É uma pergunta. A pergunta é o artifício que move um envolvente storytelling. Mas saibamos bem que nem todo bom storytelling precisa usar de artifícios envolventes pra ser bom. Voltamos a 'O Sexto Sentido'. "O que está acontecendo?" nunca te é evidentemente perguntado e você assiste comprando só a narrativa do psicólogo e o menino. O truque é mais baixo e funciona melhor em longa-metragem do que seriado. Na série, a pergunta é "O que vai acontecer?", que também serve para o João Emanuel Carneiro. Mas por se tratar de uma estrutura única de narrativa continuada e duração de alguns meses, a pergunta narrativa do autor é "o quê que vocês já sabem que estão apenas esperando que eu diga?". Nesse caso, o 'mind fuck' é o óbvio, mas tratado como inesperado. Na cena em que as pessoas estão catando lixo no aterro e quando uma delas se vira e vemos que é a Carminha, deu pra sentir o cheiro do lixo saindo da TV e se espalhando pela sala de casa.

Agora, se Shyamalan é um brincalhão, Carneiro tem na história das pessoas traumatizadas do lixão o seu playground.
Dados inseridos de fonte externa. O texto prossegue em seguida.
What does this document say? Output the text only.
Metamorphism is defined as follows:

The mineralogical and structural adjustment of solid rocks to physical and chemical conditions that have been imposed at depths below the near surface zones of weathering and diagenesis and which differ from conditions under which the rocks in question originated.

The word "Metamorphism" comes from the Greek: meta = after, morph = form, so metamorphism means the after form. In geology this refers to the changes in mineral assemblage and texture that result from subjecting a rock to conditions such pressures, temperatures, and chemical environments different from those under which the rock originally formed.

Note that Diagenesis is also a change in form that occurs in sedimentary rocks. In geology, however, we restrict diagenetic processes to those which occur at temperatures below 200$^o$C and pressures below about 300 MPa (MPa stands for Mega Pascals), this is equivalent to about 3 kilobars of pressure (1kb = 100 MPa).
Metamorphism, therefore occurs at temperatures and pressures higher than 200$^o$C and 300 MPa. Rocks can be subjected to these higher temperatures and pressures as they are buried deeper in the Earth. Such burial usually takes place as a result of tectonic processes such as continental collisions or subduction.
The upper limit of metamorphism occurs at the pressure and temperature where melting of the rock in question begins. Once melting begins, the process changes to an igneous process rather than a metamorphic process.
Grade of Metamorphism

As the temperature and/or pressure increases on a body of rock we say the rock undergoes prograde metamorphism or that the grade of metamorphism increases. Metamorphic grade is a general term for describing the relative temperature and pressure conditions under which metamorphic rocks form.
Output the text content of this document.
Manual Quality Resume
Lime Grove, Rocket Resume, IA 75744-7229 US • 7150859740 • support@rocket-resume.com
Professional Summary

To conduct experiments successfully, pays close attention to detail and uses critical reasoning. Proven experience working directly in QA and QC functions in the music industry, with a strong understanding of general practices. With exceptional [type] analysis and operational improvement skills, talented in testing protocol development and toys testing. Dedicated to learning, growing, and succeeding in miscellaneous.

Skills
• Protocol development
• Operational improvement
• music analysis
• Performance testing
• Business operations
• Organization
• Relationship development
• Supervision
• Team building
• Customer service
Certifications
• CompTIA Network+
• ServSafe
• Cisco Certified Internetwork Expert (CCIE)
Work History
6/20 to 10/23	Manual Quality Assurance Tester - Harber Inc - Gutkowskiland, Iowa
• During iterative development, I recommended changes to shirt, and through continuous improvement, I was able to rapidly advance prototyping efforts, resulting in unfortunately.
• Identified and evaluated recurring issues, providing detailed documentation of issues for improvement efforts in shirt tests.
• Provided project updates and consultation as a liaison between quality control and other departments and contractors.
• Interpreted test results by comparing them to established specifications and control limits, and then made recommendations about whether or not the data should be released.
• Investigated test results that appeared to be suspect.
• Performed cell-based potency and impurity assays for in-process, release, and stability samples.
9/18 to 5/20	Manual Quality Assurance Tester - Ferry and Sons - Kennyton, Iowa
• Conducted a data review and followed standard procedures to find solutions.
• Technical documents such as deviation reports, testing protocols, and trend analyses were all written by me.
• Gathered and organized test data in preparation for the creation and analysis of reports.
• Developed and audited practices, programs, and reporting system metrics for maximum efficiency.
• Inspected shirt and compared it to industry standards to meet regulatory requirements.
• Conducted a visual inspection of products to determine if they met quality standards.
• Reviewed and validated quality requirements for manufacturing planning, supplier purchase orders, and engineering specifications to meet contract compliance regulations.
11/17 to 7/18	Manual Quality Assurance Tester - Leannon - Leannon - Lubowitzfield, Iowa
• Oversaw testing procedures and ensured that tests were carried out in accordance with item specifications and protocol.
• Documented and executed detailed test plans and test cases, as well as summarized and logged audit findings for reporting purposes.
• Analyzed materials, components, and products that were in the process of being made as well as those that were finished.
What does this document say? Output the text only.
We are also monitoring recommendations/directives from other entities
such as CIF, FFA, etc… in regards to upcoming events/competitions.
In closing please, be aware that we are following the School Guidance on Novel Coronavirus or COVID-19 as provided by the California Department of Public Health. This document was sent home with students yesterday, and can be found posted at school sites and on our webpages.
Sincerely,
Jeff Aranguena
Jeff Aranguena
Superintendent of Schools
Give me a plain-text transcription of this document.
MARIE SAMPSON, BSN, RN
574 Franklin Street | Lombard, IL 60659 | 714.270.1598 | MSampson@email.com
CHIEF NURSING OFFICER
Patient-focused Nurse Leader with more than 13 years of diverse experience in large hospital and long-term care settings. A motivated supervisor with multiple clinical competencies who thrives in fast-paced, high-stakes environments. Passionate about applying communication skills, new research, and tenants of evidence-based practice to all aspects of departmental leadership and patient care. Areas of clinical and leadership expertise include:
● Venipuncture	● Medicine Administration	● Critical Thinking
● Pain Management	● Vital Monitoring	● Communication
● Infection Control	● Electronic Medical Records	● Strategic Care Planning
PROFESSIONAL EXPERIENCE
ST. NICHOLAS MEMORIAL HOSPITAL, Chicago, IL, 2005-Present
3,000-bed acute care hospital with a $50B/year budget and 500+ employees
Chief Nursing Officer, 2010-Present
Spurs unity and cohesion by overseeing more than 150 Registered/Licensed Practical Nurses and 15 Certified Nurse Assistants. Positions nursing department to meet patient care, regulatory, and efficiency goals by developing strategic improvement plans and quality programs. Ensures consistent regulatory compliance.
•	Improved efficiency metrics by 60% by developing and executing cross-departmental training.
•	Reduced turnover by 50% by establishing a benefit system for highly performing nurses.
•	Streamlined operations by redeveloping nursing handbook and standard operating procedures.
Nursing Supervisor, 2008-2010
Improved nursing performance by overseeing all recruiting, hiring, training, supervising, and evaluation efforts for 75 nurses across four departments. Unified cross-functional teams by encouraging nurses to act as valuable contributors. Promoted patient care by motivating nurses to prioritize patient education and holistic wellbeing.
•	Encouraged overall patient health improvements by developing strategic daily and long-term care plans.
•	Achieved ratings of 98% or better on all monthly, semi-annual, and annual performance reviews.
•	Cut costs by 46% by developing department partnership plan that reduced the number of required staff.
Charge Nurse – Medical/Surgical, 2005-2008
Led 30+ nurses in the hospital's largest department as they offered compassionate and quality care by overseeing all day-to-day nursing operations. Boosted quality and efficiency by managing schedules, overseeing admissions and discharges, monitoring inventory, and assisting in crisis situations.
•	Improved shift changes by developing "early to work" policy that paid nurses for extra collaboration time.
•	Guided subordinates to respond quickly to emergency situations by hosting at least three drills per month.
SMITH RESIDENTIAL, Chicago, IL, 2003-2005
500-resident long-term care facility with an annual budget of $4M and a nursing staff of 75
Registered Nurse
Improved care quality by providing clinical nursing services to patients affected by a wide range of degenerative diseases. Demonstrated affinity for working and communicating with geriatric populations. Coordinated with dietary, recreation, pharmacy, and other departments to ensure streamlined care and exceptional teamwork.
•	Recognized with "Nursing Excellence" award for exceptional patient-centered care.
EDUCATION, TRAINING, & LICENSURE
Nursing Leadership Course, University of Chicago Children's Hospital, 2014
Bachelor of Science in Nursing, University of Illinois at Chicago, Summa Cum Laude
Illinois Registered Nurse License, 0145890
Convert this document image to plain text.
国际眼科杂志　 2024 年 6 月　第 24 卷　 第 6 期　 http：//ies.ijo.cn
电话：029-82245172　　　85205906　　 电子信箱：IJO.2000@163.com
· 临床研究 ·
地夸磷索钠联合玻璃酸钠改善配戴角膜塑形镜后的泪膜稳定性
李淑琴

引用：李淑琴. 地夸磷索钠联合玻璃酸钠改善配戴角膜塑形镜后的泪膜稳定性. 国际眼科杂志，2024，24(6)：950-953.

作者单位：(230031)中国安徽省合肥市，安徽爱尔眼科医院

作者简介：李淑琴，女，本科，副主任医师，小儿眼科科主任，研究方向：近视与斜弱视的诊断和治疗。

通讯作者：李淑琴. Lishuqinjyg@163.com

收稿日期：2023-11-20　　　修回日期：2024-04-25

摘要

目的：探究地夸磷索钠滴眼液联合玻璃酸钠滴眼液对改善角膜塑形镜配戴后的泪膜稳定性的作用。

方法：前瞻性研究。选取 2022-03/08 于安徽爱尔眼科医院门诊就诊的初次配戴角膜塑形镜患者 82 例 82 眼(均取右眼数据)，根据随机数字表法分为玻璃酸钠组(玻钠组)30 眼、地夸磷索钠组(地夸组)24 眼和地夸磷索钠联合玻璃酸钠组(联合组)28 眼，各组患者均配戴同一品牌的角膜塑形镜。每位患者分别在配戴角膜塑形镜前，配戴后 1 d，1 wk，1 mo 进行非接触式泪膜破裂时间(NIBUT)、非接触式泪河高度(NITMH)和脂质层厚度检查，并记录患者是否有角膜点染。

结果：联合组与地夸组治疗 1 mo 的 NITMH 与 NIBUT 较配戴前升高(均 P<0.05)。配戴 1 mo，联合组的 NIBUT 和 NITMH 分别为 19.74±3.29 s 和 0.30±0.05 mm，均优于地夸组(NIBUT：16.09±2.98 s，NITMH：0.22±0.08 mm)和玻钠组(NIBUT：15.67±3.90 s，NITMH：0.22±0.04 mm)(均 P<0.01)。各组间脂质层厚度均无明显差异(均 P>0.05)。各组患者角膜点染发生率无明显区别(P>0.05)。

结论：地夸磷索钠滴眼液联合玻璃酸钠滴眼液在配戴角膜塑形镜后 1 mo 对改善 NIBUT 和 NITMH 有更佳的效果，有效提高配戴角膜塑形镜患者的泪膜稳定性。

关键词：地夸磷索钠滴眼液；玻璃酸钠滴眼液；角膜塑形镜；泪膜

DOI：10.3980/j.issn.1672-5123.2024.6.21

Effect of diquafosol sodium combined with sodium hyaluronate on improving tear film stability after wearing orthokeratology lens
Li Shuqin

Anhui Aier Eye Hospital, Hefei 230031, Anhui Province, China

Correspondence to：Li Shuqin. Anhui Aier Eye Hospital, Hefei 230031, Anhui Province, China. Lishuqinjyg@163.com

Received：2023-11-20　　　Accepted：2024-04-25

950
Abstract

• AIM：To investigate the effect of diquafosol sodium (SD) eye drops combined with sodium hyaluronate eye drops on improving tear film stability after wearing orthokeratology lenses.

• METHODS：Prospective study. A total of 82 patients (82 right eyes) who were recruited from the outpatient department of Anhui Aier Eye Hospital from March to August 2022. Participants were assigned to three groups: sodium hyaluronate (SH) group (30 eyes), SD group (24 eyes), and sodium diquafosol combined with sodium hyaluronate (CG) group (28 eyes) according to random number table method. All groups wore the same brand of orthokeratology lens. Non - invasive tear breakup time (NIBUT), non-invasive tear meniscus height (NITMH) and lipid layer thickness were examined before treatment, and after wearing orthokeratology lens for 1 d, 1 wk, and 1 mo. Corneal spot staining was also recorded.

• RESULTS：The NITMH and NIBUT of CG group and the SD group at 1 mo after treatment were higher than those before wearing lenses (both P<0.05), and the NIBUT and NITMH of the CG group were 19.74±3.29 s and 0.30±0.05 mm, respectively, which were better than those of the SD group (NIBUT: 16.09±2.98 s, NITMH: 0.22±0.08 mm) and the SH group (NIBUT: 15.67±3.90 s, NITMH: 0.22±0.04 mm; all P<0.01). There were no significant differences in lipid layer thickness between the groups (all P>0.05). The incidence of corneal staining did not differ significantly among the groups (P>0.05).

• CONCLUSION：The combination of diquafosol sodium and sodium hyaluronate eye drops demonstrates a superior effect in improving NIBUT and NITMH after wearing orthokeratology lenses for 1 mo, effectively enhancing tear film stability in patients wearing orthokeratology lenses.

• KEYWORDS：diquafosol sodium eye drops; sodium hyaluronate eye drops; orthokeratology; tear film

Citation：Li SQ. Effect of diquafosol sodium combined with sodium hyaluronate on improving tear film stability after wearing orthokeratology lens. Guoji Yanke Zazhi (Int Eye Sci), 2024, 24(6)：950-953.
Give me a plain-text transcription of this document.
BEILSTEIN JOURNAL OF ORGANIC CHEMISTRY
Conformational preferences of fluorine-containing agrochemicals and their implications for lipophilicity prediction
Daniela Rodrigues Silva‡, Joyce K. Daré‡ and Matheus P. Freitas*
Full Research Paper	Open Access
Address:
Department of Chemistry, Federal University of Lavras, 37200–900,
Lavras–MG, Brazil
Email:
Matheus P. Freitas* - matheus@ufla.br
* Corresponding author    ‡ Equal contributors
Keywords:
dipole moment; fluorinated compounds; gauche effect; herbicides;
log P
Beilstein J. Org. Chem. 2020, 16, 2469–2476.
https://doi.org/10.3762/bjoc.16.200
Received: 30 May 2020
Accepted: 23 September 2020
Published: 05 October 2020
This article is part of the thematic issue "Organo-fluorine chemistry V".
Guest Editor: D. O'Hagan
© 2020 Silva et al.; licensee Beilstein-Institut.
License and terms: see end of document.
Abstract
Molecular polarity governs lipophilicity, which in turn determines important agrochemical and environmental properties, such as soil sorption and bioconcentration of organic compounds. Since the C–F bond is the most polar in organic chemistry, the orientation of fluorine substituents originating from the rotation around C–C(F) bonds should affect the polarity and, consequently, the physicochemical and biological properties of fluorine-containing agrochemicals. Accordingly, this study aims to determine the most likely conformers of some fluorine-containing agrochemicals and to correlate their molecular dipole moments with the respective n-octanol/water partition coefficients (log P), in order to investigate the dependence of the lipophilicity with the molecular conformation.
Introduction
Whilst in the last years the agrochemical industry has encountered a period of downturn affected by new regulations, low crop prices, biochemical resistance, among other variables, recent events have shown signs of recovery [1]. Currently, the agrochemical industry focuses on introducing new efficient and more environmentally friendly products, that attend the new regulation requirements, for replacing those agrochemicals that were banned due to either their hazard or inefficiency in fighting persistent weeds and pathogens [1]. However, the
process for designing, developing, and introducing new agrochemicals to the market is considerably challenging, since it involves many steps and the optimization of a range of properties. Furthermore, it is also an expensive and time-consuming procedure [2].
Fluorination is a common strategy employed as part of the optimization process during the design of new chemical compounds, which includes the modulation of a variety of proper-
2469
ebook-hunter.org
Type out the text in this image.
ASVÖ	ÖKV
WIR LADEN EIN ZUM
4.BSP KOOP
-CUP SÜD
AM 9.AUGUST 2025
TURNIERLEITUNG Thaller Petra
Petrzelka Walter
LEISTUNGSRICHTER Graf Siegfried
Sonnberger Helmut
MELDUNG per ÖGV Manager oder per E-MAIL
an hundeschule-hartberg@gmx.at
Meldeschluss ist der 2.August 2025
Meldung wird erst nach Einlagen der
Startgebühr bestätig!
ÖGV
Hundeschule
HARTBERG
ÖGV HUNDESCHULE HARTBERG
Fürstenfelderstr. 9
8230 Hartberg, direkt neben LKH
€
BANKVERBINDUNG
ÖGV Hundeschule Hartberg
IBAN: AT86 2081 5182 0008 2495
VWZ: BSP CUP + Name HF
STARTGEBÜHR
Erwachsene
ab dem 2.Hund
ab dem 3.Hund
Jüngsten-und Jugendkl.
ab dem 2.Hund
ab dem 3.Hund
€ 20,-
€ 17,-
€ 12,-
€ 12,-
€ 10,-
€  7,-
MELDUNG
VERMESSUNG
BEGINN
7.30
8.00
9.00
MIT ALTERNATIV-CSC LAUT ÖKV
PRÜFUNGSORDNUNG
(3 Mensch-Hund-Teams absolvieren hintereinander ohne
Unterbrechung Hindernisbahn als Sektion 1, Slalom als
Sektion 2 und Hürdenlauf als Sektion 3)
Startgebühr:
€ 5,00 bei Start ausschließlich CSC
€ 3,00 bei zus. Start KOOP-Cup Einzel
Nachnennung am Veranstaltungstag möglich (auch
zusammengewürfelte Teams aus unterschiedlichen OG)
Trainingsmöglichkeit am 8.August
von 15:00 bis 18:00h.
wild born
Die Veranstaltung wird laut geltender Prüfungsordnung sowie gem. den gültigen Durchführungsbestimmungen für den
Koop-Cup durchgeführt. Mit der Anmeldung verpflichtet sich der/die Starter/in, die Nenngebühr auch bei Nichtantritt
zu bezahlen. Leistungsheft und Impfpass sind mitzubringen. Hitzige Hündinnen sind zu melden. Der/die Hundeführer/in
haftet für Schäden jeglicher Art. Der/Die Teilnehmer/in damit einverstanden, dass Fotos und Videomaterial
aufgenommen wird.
O grande 'mind fuck' dessa história sobre a dualidade do Bem e do Mal e sobre a atração do Lado Negro da Força só veio no último capítulo, num diálogo específico entre Nina e Carminha na pia da cozinha:


CARMINHA
Destino caprichoso esse nosso hein, traste?
Sempre juntas.

NINA
Parece que é isso mesmo.
Sempre juntas.


O 'mind fuck' é que o tempo todo essa era uma história sobre reencarnação.